Stanley said nothing, just stared at the tablecloth.

‘You could also,' I said, pointing at Stanley, ‘tell him to stop following me. Apart from anything else, he's not very good at it.'

Mr Fitz shook his head sadly, like a man disappointed in those around him. ‘Tony,' he said, ‘what can I say? I knew nothing of any of this. You and I have broken bread together. We have shared our wartime experiences. Why, we are practically comrades-in-arms. You have my assurance that nothing like this will occur again, if I can possibly stop it.' He sighed and spread his hands. ‘Of course, even the most experienced and in-touch officers can't make absolute promises  . . .'

I know when I'm being lied to, and I know when I'm being patronized. But I also know when there's no point in taking umbrage. I've been lied to and patronized by much better men than James Fitzgerald.

‘That's most reassuring  . . . James,' I said.

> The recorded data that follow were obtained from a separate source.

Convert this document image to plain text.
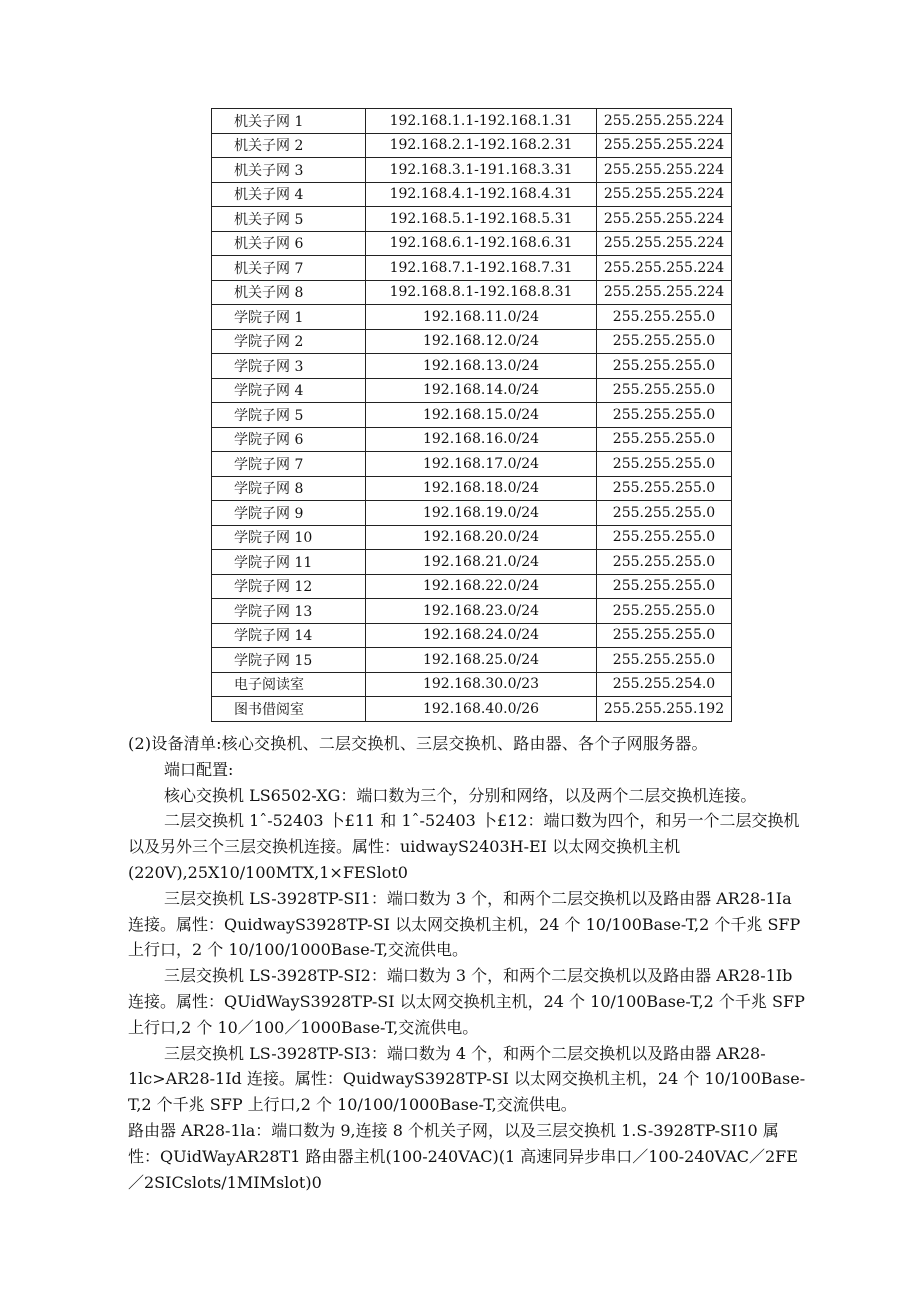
机关子网 1	192.168.1.1-192.168.1.31	255.255.255.224
机关子网 2	192.168.2.1-192.168.2.31	255.255.255.224
机关子网 3	192.168.3.1-191.168.3.31	255.255.255.224
机关子网 4	192.168.4.1-192.168.4.31	255.255.255.224
机关子网 5	192.168.5.1-192.168.5.31	255.255.255.224
机关子网 6	192.168.6.1-192.168.6.31	255.255.255.224
机关子网 7	192.168.7.1-192.168.7.31	255.255.255.224
机关子网 8	192.168.8.1-192.168.8.31	255.255.255.224
学院子网 1	192.168.11.0/24	255.255.255.0
学院子网 2	192.168.12.0/24	255.255.255.0
学院子网 3	192.168.13.0/24	255.255.255.0
学院子网 4	192.168.14.0/24	255.255.255.0
学院子网 5	192.168.15.0/24	255.255.255.0
学院子网 6	192.168.16.0/24	255.255.255.0
学院子网 7	192.168.17.0/24	255.255.255.0
学院子网 8	192.168.18.0/24	255.255.255.0
学院子网 9	192.168.19.0/24	255.255.255.0
学院子网 10	192.168.20.0/24	255.255.255.0
学院子网 11	192.168.21.0/24	255.255.255.0
学院子网 12	192.168.22.0/24	255.255.255.0
学院子网 13	192.168.23.0/24	255.255.255.0
学院子网 14	192.168.24.0/24	255.255.255.0
学院子网 15	192.168.25.0/24	255.255.255.0
电子阅读室	192.168.30.0/23	255.255.254.0
图书借阅室	192.168.40.0/26	255.255.255.192

(2)设备清单:核心交换机、二层交换机、三层交换机、路由器、各个子网服务器。

端口配置:

核心交换机 LS6502-XG：端口数为三个，分别和网络，以及两个二层交换机连接。

二层交换机 1ˆ-52403 卜£11 和 1ˆ-52403 卜£12：端口数为四个，和另一个二层交换机以及另外三个三层交换机连接。属性：uidwayS2403H-EI 以太网交换机主机(220V),25X10/100MTX,1×FESlot0

三层交换机 LS-3928TP-SI1：端口数为 3 个，和两个二层交换机以及路由器 AR28-1Ia 连接。属性：QuidwayS3928TP-SI 以太网交换机主机，24 个 10/100Base-T,2 个千兆 SFP 上行口，2 个 10/100/1000Base-T,交流供电。

三层交换机 LS-3928TP-SI2：端口数为 3 个，和两个二层交换机以及路由器 AR28-1Ib 连接。属性：QUidWayS3928TP-SI 以太网交换机主机，24 个 10/100Base-T,2 个千兆 SFP 上行口,2 个 10／100／1000Base-T,交流供电。

三层交换机 LS-3928TP-SI3：端口数为 4 个，和两个二层交换机以及路由器 AR28-1lc>AR28-1Id 连接。属性：QuidwayS3928TP-SI 以太网交换机主机，24 个 10/100Base-T,2 个千兆 SFP 上行口,2 个 10/100/1000Base-T,交流供电。

路由器 AR28-1la：端口数为 9,连接 8 个机关子网，以及三层交换机 1.S-3928TP-SI10 属性：QUidWayAR28T1 路由器主机(100-240VAC)(1 高速同异步串口／100-240VAC／2FE／2SICslots/1MIMslot)0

He smiled smugly and picked up his brandy glass again. He swirled the dark spirit around, twitched his nostrils over the rim and then drank deeply, emptying the glass.

‘I think,' I said, ‘I know some of what's been going on, but it doesn't make much sense.'

He suddenly looked a bit more interested and alert. ‘Oh?' he said. ‘Do go on.' He handed his glass to Stanley, who stood up and walked to the little bar that ran along one wall of the restaurant. I watched him pour a stiff measure from a squat bottle on the counter.

I suddenly realized that there was no one else in the place: no adulterous couples furtively holding hands, lingering over an exotic candlelit dinner; no waiters picking their teeth, waiting to make their weary way home to Turnpike Lane; no proprietor adding up bills. I could hear some clattering coming from the kitchen, but that was it. Apart from me, Mr Fitz and his boys. I started to feel even more uncomfortable. Ah, well, in for a penny and all that.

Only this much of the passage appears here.